Tested the payment flow with Stripe's test cards, set up webhooks in production, and moved on.

Day 6: Polish & Launch

This was cleanup day. Loading states, error messages, mobile responsiveness. Added a landing page. Wrote documentation for the QR code feature.

Deployed to Vercel, pointed the domain, tested on my phone. Everything worked.

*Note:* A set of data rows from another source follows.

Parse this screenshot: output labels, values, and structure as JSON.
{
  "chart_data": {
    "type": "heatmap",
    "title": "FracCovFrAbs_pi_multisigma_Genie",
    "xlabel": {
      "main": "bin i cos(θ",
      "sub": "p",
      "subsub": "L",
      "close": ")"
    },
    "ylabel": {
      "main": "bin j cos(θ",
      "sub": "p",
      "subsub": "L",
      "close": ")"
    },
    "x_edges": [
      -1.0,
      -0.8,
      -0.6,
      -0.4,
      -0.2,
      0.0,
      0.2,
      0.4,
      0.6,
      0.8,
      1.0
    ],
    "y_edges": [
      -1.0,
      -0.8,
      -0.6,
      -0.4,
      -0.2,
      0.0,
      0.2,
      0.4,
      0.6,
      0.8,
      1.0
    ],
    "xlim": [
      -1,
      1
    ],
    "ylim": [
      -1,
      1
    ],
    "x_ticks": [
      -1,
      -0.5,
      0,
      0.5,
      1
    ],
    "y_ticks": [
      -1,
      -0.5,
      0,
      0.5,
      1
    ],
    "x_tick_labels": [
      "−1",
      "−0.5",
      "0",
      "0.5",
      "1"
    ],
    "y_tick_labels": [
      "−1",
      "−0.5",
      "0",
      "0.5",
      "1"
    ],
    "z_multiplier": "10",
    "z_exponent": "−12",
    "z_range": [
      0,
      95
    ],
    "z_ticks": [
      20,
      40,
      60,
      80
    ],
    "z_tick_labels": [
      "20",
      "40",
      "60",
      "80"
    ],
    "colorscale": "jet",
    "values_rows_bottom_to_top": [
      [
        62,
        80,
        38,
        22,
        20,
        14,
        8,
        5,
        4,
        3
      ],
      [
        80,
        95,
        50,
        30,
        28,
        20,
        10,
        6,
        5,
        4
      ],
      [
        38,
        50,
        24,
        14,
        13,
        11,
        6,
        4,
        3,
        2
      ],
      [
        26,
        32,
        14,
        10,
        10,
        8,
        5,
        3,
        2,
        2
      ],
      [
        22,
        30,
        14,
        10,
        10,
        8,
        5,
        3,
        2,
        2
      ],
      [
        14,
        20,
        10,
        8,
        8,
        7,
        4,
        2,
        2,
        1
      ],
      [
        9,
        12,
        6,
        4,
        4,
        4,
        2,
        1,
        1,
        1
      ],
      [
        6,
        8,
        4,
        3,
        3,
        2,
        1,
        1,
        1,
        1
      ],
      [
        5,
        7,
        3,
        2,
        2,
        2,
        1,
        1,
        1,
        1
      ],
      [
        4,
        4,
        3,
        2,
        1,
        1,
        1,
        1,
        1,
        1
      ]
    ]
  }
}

I didn't announce it publicly. Just a soft launch — domain pointed, app running, ready for real users. The marketing comes later. First, it had to work.

What AI Actually Did

Let me be clear: AI didn't "build the app for me." I built it. But AI:

  • Wrote framework-specific boilerplate (Next.js patterns, React components)
  • Generated TypeScript types from database schemas
  • Scaffolded API routes and error handling
  • Explained unfamiliar concepts (Supabase RLS policies, Vercel edge functions)
  • Caught syntax errors before I ran the code

What I did:

  • Made every product decision
  • Directed the architecture and data model
  • Debugged production issues
  • Handled auth edge cases
  • Decided what to build and what to skip

Think of it like having a senior engineer who writes first drafts. You still architect, review, test, and ship.

What I'd Do Differently

Use a component library from day one. I hand-rolled too many UI components early on. Should've started with Tailwind + Shadcn or similar. That's time I won't get back.

Set up monitoring from day one. Sentry got added later than it should have. Error tracking should be in the first commit, not an afterthought.

Why It Matters

I'm not special. I didn't invent a new technique. I just used tools that exist right now, today, to build something real.

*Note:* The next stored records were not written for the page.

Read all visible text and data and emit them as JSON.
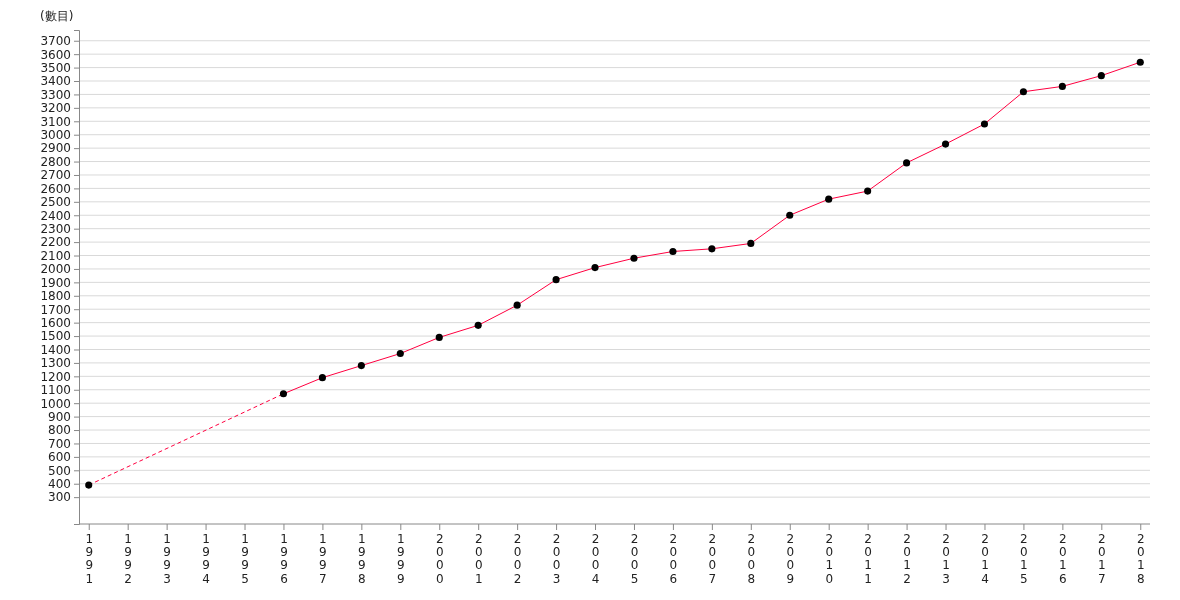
{
  "chart_data": {
    "type": "line",
    "ylabel": "(數目)",
    "categories": [
      "1991",
      "1992",
      "1993",
      "1994",
      "1995",
      "1996",
      "1997",
      "1998",
      "1999",
      "2000",
      "2001",
      "2002",
      "2003",
      "2004",
      "2005",
      "2006",
      "2007",
      "2008",
      "2009",
      "2010",
      "2011",
      "2012",
      "2013",
      "2014",
      "2015",
      "2016",
      "2017",
      "2018"
    ],
    "series": [
      {
        "color": "#ff0040",
        "line_style": "dashed",
        "values": [
          390,
          null,
          null,
          null,
          null,
          1070,
          null,
          null,
          null,
          null,
          null,
          null,
          null,
          null,
          null,
          null,
          null,
          null,
          null,
          null,
          null,
          null,
          null,
          null,
          null,
          null,
          null,
          null
        ]
      },
      {
        "color": "#ff0040",
        "line_style": "solid",
        "values": [
          null,
          null,
          null,
          null,
          null,
          1070,
          1190,
          1280,
          1370,
          1490,
          1580,
          1730,
          1920,
          2010,
          2080,
          2130,
          2150,
          2190,
          2400,
          2520,
          2580,
          2790,
          2930,
          3080,
          3320,
          3360,
          3440,
          3540
        ]
      },
      {
        "type": "scatter",
        "color": "#000000",
        "marker": "circle",
        "values": [
          390,
          null,
          null,
          null,
          null,
          1070,
          1190,
          1280,
          1370,
          1490,
          1580,
          1730,
          1920,
          2010,
          2080,
          2130,
          2150,
          2190,
          2400,
          2520,
          2580,
          2790,
          2930,
          3080,
          3320,
          3360,
          3440,
          3540
        ]
      }
    ],
    "ylim": [
      100,
      3780
    ],
    "yticks": [
      300,
      400,
      500,
      600,
      700,
      800,
      900,
      1000,
      1100,
      1200,
      1300,
      1400,
      1500,
      1600,
      1700,
      1800,
      1900,
      2000,
      2100,
      2200,
      2300,
      2400,
      2500,
      2600,
      2700,
      2800,
      2900,
      3000,
      3100,
      3200,
      3300,
      3400,
      3500,
      3600,
      3700
    ],
    "grid": "y"
  }
}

The point isn't "wow, six days." The point is: if you have a problem worth solving and willingness to learn, the tools are there. You don't need a co-founder who knows React. You don't need to hire contractors. You can just build it.

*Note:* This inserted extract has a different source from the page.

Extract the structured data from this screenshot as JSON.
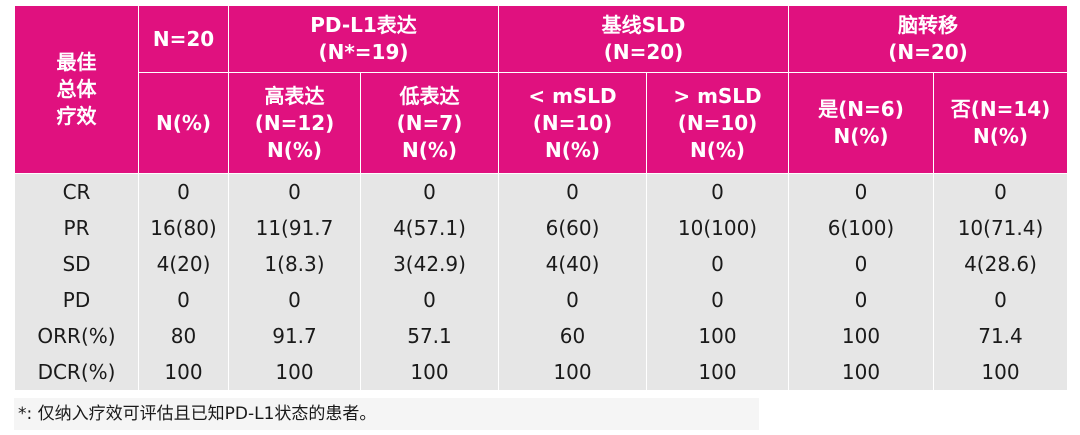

AnimalID isn't going to replace Figma or Notion. It's a niche tool for pet owners. But it works, people pay for it, and it solves a real problem. That's enough.

What's Next

Getting users and iterating based on real feedback. The backlog has plenty of ideas — shareable health summaries, better multi-pet management, AI photo matching for lost pets — but priorities will come from what actual users need, not what sounds cool on a roadmap.

The tech stack is holding up fine. Next.js + Supabase scales better than I need right now. When I hit scaling issues, that'll be a good problem to have.

If you want to try it: https://www.animalid.app

If you're thinking about building something and wondering if AI tools are "good enough yet"—they are. Stop wondering. Start building.